Add Generated Guards To CI

ReplayLab copies the generated pytest file under tests/regression and its source capsule fixture under tests/fixtures/replaylab/capsules. The local app marks a generated guard as:

  • CI ready when the generated test and fixture exist and a local pytest command can run it.
  • CI wired when a GitHub Actions workflow appears to run the generated guard path, tests/regression, or the broader pytest suite.
  • Needs attention when the generated test, fixture, guard mode, or last pytest result indicates the guard is not ready.

Use the generated-regression history in replaylab app to copy the local pytest command and a GitHub Actions snippet. A minimal workflow is:

name: ReplayLab generated guards

on:
  pull_request:
  push:
    branches: [main]

jobs:
  replaylab-generated-guards:
    runs-on: ubuntu-latest
    steps:
      - uses: actions/checkout@v4
      - uses: astral-sh/setup-uv@v5
      - name: Install dependencies
        run: uv sync --all-groups
      - name: Run ReplayLab generated guards
        run: uv run pytest tests/regression

Generate A Diagnostic Guard From A Problem Replay

The local app can generate report-driven diagnostic provider replay guards from failed or diverged regression replays. Open replaylab app, select the captured run or problem replay, and choose Generate diagnostic provider replay guard.

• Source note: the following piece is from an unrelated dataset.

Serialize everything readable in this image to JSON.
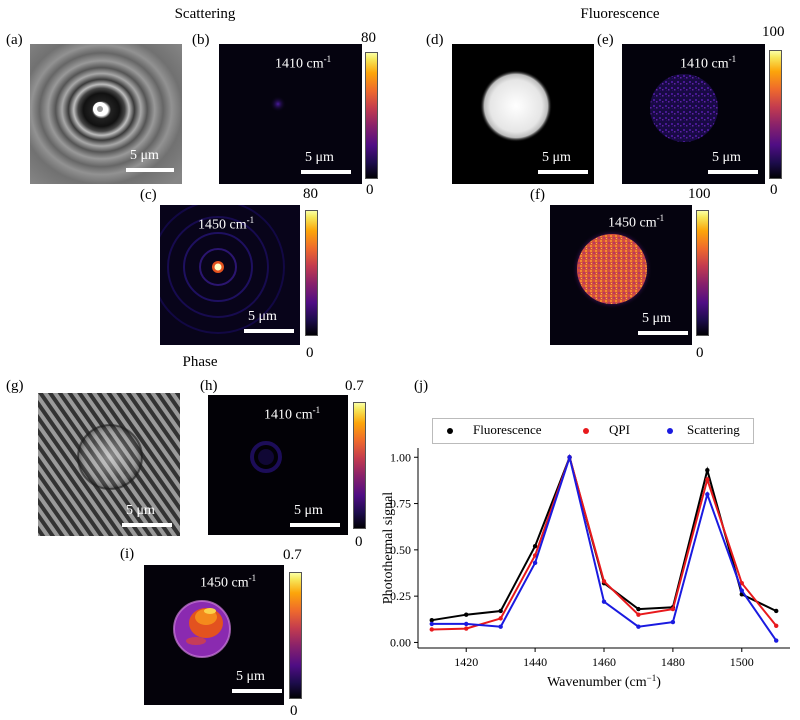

A diagnostic provider replay guard is different from a provider replay guard:

  • provider replay guard: a passing pytest that protects a clean provider-boundary replay
  • diagnostic provider replay guard: a passing pytest that intentionally preserves the same known failure shape

Diagnostic guards assert the replay report status, expected/attempted/replayed counts, blocked, mismatched, extra, missing, and payload-unavailable counts, and the per-problem outcome metadata and secret-safe hashes/messages where present. They are useful when you want the issue to remain reproducible while you fix it, but they are not proof that the behavior is correct.

Unsupported diagnostic generation fails clearly when the source report is missing, the captured run cannot be resolved, there are no deterministic boundary results, or the provider shape is not yet supported.

Generate A Failed-Boundary Regression From A Capsule

Sometimes the behavior you need to preserve is a provider failure. For example, you may want to prove that a timeout, validation error, or provider exception still follows the same app path while you work on a fix.

Capture the failure with full payloads, then generate a failed regression explicitly:

uv run replaylab generate-test <failed_child_capsule_id> \
  --output tests/regression/test_replaylab_provider_failure.py \
  --fixture-root tests/fixtures/replaylab/capsules \
  --app-root . \
  --auto-patch-integrations auto \
  --expected-replay-status failed \
  -- python your_app.py

The generated failed-boundary test asserts:

  • the replay command exits non-zero
  • the replay report status is failed
  • the expected boundary count is unchanged
  • no blocked, mismatched, extra, missing, or payload-unavailable outcomes were introduced
  • the report contains the recorded provider-failure message fragment

By default, ReplayLab still rejects failed-boundary capsules. That prevents accidental generation of tests that lock in failures when you meant to assert a successful replay.

Current failed-boundary generation is intentionally narrow: the failed provider boundary must be the final captured provider call, and the capsule must include full request and error payload refs.